Yet champions of science (I include myself in those ranks) continue to believe that scientific inquiry is a source of knowledge about the universe around us. 'Knowledge' has traditionally been defined as 'justified true belief'. If our scientific endeavor isn't even interested in whether what it says is true, then it's hard to imagine how its results could still be called knowledge.
I'll say that generally speaking, I'm a scientific realist. I persist in thinking that most of the central terms of our scientific theories possess
reference to the real world, or at least are intended to refer. In your own chemistry, I think that most chemists believe that atoms and molecules really do literally exist, and aren't just conceptual conveniences whose role in chemical theories allows chemists to better predict outcomes when they mix liquids in glass bottles together or create stinks with their Bunsen burners.
http://www.jstor.org/stable/2708449?seq=1#page_scan_tab_contents
Even the author of the OP seems to have reverted to the realist mode of thinking that he was otherwise dismissing when he wrote about caloric, "We now know there is no "heat fluid" known as caloric", suggesting that while caloric theory still works as a predictive instrument for observations as well as it ever did, science can't help thinking about what does and doesn't exist and caloric theory has seemingly been shown to be wrong about that.
Right, we agree on that.
'Truth' needn't imply logical necessity. If a proposition isn't a tautology, it can still be true.
I'm very much a fallibilist regarding science and everything else humans say they know, in the sense that every statement that we intend as a statement of truth may in fact be mistaken. (I'd even extend that to mathematics and logic.) That doesn't imply that we can't sometimes be right. I'm confident that we often are and that we already know a great deal.
That brings up the problem of the so-called 'pessimistic induction', the observation that if all of our outmoded scientific beliefs now seem to be false, it's only reasonable to think that from the point of view of the future everything science currently believes will be recognized as being false too. So we don't really know anything. I think that's the problem that the author of the OP is addressing, if only implicitly.
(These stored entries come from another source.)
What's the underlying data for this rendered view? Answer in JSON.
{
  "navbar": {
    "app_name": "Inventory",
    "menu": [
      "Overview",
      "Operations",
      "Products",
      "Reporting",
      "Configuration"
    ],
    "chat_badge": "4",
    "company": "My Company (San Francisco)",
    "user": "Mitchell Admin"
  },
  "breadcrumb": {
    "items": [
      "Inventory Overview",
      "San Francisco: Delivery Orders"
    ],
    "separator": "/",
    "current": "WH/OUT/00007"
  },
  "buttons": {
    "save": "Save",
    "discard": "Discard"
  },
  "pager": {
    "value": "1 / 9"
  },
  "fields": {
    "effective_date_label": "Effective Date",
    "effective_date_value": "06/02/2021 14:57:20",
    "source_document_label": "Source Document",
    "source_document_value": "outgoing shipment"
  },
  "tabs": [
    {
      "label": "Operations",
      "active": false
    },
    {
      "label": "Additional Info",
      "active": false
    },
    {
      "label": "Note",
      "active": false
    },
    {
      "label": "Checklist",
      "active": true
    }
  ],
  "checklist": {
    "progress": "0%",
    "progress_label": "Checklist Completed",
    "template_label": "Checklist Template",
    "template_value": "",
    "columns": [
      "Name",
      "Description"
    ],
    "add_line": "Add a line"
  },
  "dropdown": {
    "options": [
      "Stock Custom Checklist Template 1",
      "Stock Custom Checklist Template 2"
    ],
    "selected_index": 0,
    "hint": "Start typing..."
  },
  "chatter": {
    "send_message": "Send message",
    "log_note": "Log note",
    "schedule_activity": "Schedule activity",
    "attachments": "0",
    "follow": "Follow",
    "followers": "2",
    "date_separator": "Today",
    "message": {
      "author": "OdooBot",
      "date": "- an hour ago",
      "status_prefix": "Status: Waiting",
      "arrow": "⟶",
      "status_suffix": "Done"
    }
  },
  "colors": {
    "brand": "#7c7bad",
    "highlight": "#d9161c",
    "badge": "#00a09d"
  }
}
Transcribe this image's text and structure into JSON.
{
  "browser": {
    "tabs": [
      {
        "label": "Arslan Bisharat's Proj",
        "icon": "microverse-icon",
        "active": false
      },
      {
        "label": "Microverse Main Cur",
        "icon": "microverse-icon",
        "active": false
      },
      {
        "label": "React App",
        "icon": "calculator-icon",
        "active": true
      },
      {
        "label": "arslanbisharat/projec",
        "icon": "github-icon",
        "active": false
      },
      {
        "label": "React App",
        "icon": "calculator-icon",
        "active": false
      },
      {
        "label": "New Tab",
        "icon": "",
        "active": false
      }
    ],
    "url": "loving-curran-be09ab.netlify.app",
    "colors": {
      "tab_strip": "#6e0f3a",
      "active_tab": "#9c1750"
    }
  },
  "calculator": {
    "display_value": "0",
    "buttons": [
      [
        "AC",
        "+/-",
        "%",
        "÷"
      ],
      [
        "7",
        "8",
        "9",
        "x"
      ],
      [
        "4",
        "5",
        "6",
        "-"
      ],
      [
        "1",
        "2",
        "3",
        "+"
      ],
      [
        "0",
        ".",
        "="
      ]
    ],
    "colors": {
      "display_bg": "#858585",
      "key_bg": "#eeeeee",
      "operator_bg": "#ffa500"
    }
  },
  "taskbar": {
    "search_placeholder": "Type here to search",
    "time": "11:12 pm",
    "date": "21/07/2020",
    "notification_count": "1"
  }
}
https://en.wikipedia.org/wiki/Pessimistic_induction
I kind of follow Popper in thinking in terms of verisimilitude (truthlikeness). While outmoded theories aren't entirely true, if they work at all then they do succeed in capturing something about reality. And the author is probably right in thinking that one way to capture that idea of truthlikeness is in terms of empirical adaquacy. Geocentric cosmology was and still continues to be a very good engine for predicting the future positions of heavenly bodies in the sky. Similarly, Einstein's theories will continue still work as well as they work today, even after they are eventually superceded by other theories in the future. They will continue to retain whatever verisimilitude they already possess.
But... even though we can say that medieval geocentric cosmology will works today as a predictive engine for observations of the sky from the earth, it's harder to argue that it continues to be right about the sun orbiting the earth once a day. That just seems to be wrong.
Old and outmoded theories might continue to produce useful predictions of observables, but the way they go about doing it (whether by geocentric cosmology or imagining the existence of vital spirits, caloric or phlogiston) might turn out to bear little resemblance to what is actually happening in the physical world.